After the failure of an attempted coup
by a faction within the Turkish military, we've taken a look at the second largest standing military force in NATO (after the United States).
Last year the Turkish Armed Forces (TSK) had an estimated strength of 639,551 military, civilian and paramilitary personnel. It's a large military, made possible by conscription.
The Global Firepower website ranks Turkey 14th in the world for military strength in terms of active military manpower, listing 410,500 people as being militarily active (from a population base of 79,414,269). 185,630 are also listed as being in reserve, ranking Turkey 38th.
As a point of comparison, the UK has a population of 64,088,222, with 150,000 personnel listed as active military manpower, and 182,000 in reserve.

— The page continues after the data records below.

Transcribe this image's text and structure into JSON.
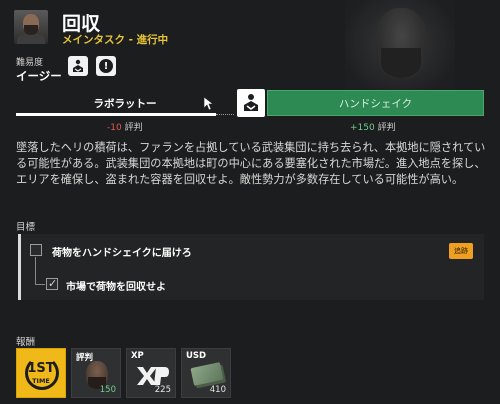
{
  "mission": {
    "title": "回収",
    "subtitle": "メインタスク - 進行中",
    "difficulty_label": "難易度",
    "difficulty_value": "イージー",
    "difficulty_icon_2": "!"
  },
  "choice": {
    "left_label": "ラボラットー",
    "right_label": "ハンドシェイク",
    "left_rep_value": "-10",
    "left_rep_label": "評判",
    "right_rep_value": "+150",
    "right_rep_label": "評判"
  },
  "description": "墜落したヘリの積荷は、ファランを占拠している武装集団に持ち去られ、本拠地に隠されている可能性がある。武装集団の本拠地は町の中心にある要塞化された市場だ。進入地点を探し、エリアを確保し、盗まれた容器を回収せよ。敵性勢力が多数存在している可能性が高い。",
  "objectives": {
    "header": "目標",
    "items": [
      {
        "label": "荷物をハンドシェイクに届けろ",
        "checked": false
      },
      {
        "label": "市場で荷物を回収せよ",
        "checked": true
      }
    ],
    "track_button": "追跡"
  },
  "rewards": {
    "header": "報酬",
    "first_time_top": "1ST",
    "first_time_bottom": "TIME",
    "items": [
      {
        "label": "評判",
        "value": "150"
      },
      {
        "label": "XP",
        "value": "225"
      },
      {
        "label": "USD",
        "value": "410"
      }
    ]
  },
  "colors": {
    "accent_green": "#2d8a53",
    "accent_yellow": "#e8c43a",
    "negative": "#e05a4f",
    "positive": "#6fcf8e",
    "track_orange": "#f0a020"
  }
}
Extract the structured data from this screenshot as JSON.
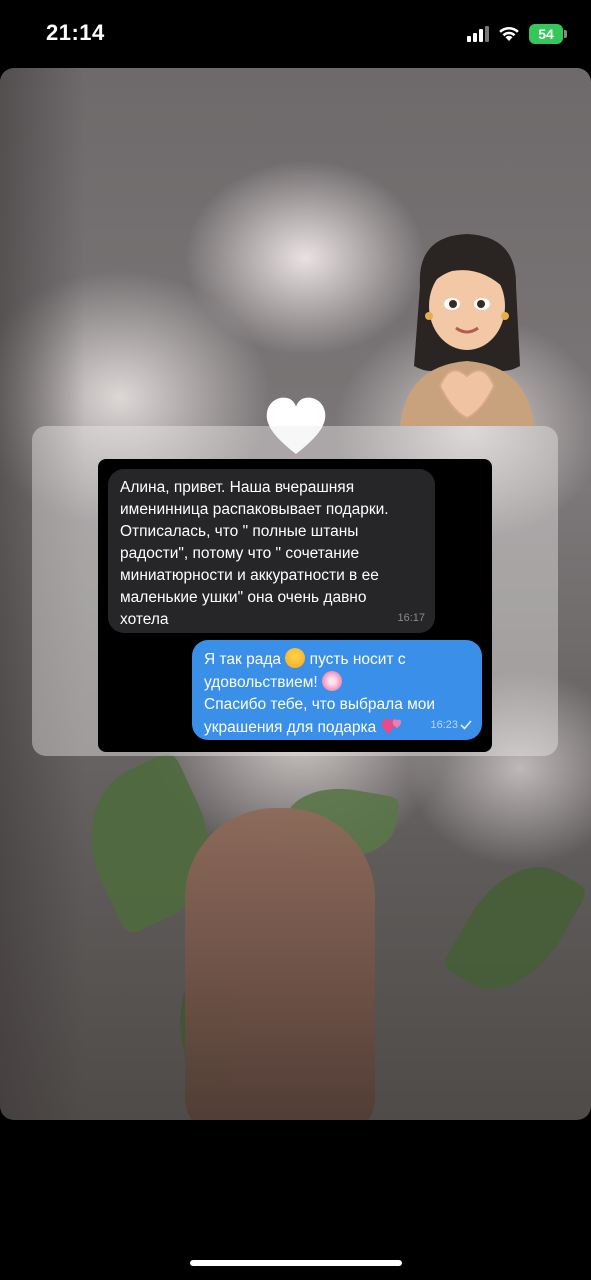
{
  "status_bar": {
    "time": "21:14",
    "battery": "54",
    "icons": [
      "cellular-signal-icon",
      "wifi-icon",
      "battery-charging-icon"
    ]
  },
  "story": {
    "background": "peony bouquet photo",
    "decorations": [
      "memoji-heart-hands",
      "white-heart"
    ],
    "chat": {
      "incoming": {
        "text": "Алина, привет. Наша вчерашняя\nименинница распаковывает подарки.\nОтписалась, что \" полные штаны\nрадости\", потому что \" сочетание\nминиатюрности и аккуратности в ее\nмаленькие ушки\" она очень давно\nхотела",
        "time": "16:17"
      },
      "outgoing": {
        "line1": "Я так рада",
        "line1_tail": "пусть носит с",
        "line2": "удовольствием!",
        "line3": "Спасибо тебе, что выбрала мои",
        "line4": "украшения для подарка",
        "time": "16:23",
        "emojis": [
          "smiling-face-emoji",
          "cherry-blossom-emoji",
          "two-hearts-emoji"
        ]
      }
    }
  },
  "colors": {
    "incoming_bubble": "#262628",
    "outgoing_bubble": "#3a8fe9",
    "battery": "#35c759"
  }
}
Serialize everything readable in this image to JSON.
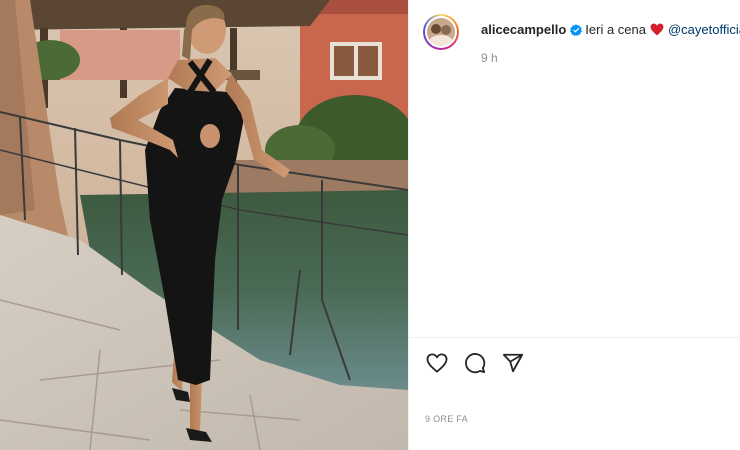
{
  "post": {
    "image_alt": "",
    "author": {
      "username": "alicecampello",
      "verified": true,
      "avatar_icon": "avatar-photo"
    },
    "caption": {
      "text": "Ieri a cena",
      "emoji": "red-heart",
      "mention": "@cayetofficial"
    },
    "time_ago": "9 h",
    "actions": {
      "like_icon": "heart-outline-icon",
      "comment_icon": "comment-icon",
      "share_icon": "paper-plane-icon"
    },
    "date_label": "9 ORE FA"
  },
  "colors": {
    "verified_blue": "#0095f6",
    "mention_blue": "#00376b",
    "heart_red": "#ed4956",
    "muted_text": "#8e8e8e"
  }
}
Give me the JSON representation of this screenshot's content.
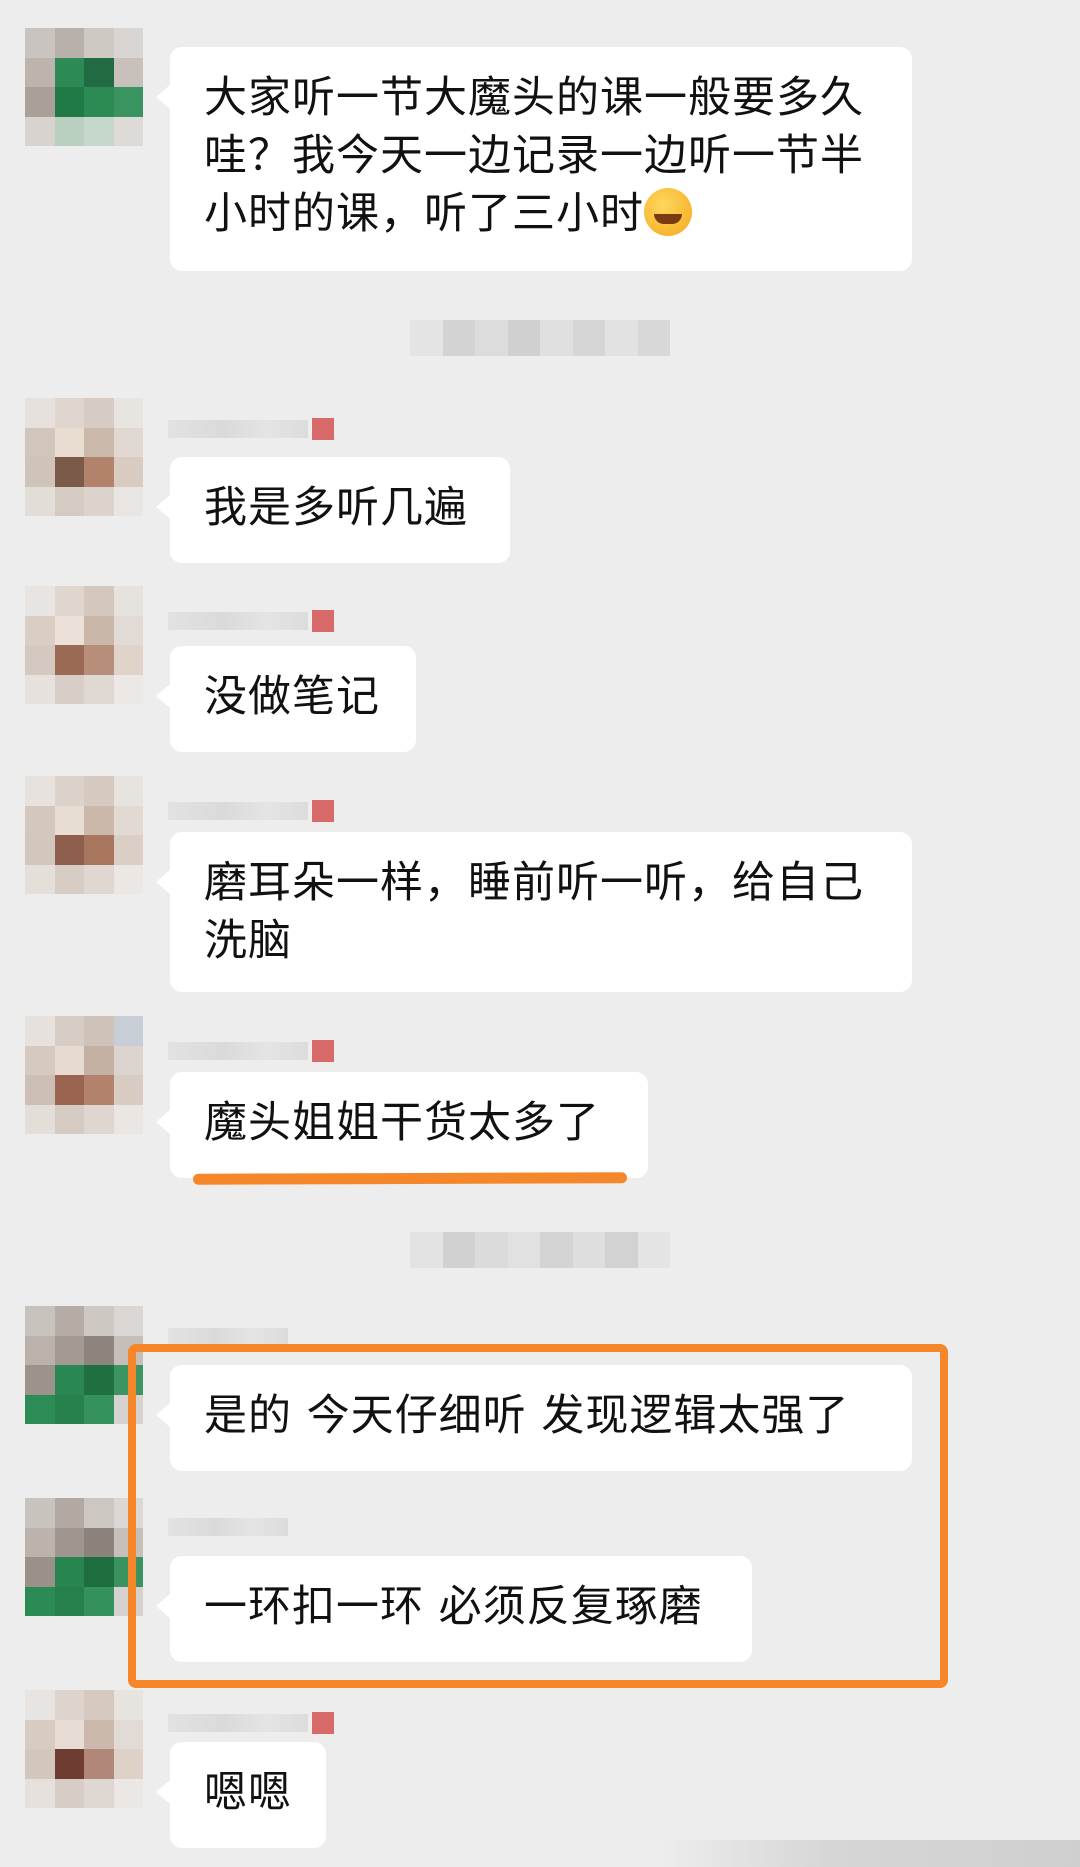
{
  "chat": {
    "messages": [
      {
        "id": "m1",
        "text_lines": [
          "大家听一节大魔头的课一般要多久",
          "哇？我今天一边记录一边听一节半",
          "小时的课，听了三小时"
        ],
        "emoji": "face-palm-laughing-emoji"
      },
      {
        "id": "m2",
        "text": "我是多听几遍"
      },
      {
        "id": "m3",
        "text": "没做笔记"
      },
      {
        "id": "m4",
        "text_lines": [
          "磨耳朵一样，睡前听一听，给自己",
          "洗脑"
        ]
      },
      {
        "id": "m5",
        "text": "魔头姐姐干货太多了"
      },
      {
        "id": "m6",
        "text": "是的 今天仔细听 发现逻辑太强了"
      },
      {
        "id": "m7",
        "text": "一环扣一环 必须反复琢磨"
      },
      {
        "id": "m8",
        "text": "嗯嗯"
      }
    ]
  },
  "colors": {
    "background": "#ededed",
    "bubble": "#ffffff",
    "highlight": "#f5872a"
  },
  "icons": {
    "avatar": "pixelated-avatar",
    "emoji": "face-palm-laughing-emoji"
  }
}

Street demonstrations against the coup attempt. Picture: Lubunya
The military is made up of the Turkish Land Forces (Turk Kara Kuvvelleri), Turkish Naval Forces (Turk Deniz Kuvvelleri), and the Turkish Air Forces (Turk Hava Kuvvelleri).
61 countries have compulsory military service lasting for differing periods, of which Turkey is one.

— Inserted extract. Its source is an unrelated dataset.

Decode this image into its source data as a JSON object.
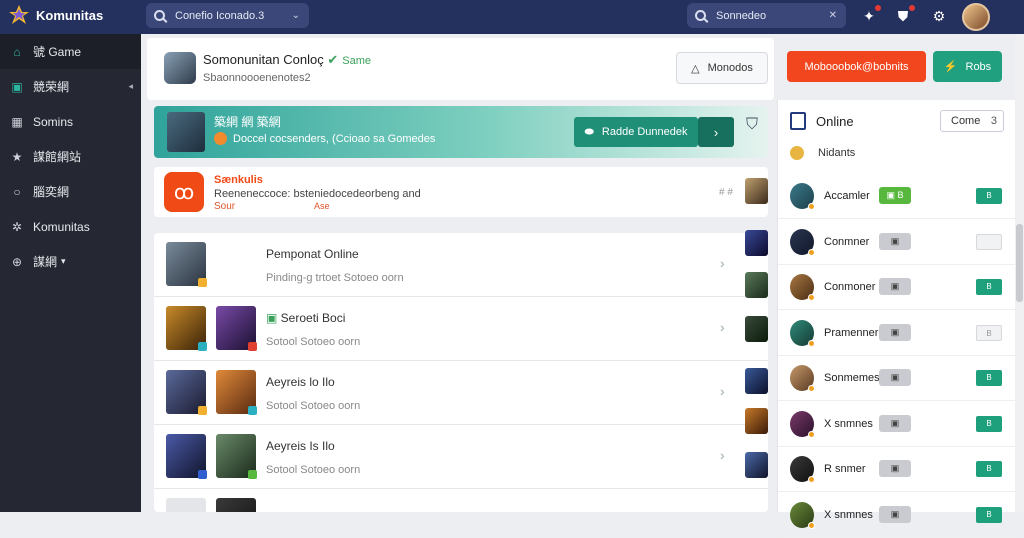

In Turkey, compulsory service is in effect for males between the ages of 21 and 41, though voluntary service can begin at age 18.
Women can serve in the Turkish military, but only as officers.
Non-university graduates are required to serve for 12 months; graduates for 6-12 months.
Turkish citizens living overseas can be made exempt from military service with payment.
In recent years, Turkey has spent more than the NATO
target of GDP on its military; in 2015 it spent 2.29 per cent.
President Erdogan's party, the Justice and Development Party (AKP) has worked to increase civilian control of the military since 2002, and the military's role in internal security has been reduced.
Most military personnel serve in the army, or Turkish Land Forces.
It boasts a strength of approximately 315,000 soldiers, 3,778 tanks, 7,550 armoured fighting vehicles, 1,013 self-propelled guns, 697 towed-artillery pieces, and 811 multiple-launch rocket systems.
The Turkish navy has approximately 48,600 personnel, 51 aircraft, and 194 ships (including 16 frigates, 8 corvettes, 13 submarines, 29 coastal defence craft, and 15 mine warfare craft). Turkey has no aircraft carriers.
The Air Force has 60,000 personnel and a total of 1,007 aircraft. This breaks down as 207 fighters/interceptors, 207 fixed-wing attack aircraft, 439 transport aircraft, 276 trainer aircraft, and 445 helicopters, of which 64 are attack helicopters (many of these categories overlap).
Other personnel serve in the General Staff, the Turkish Coast Guard, and the Gendarmerie General Command, a branch of the military that maintains law and order in rural areas outside of normal law enforcement jurisdiction.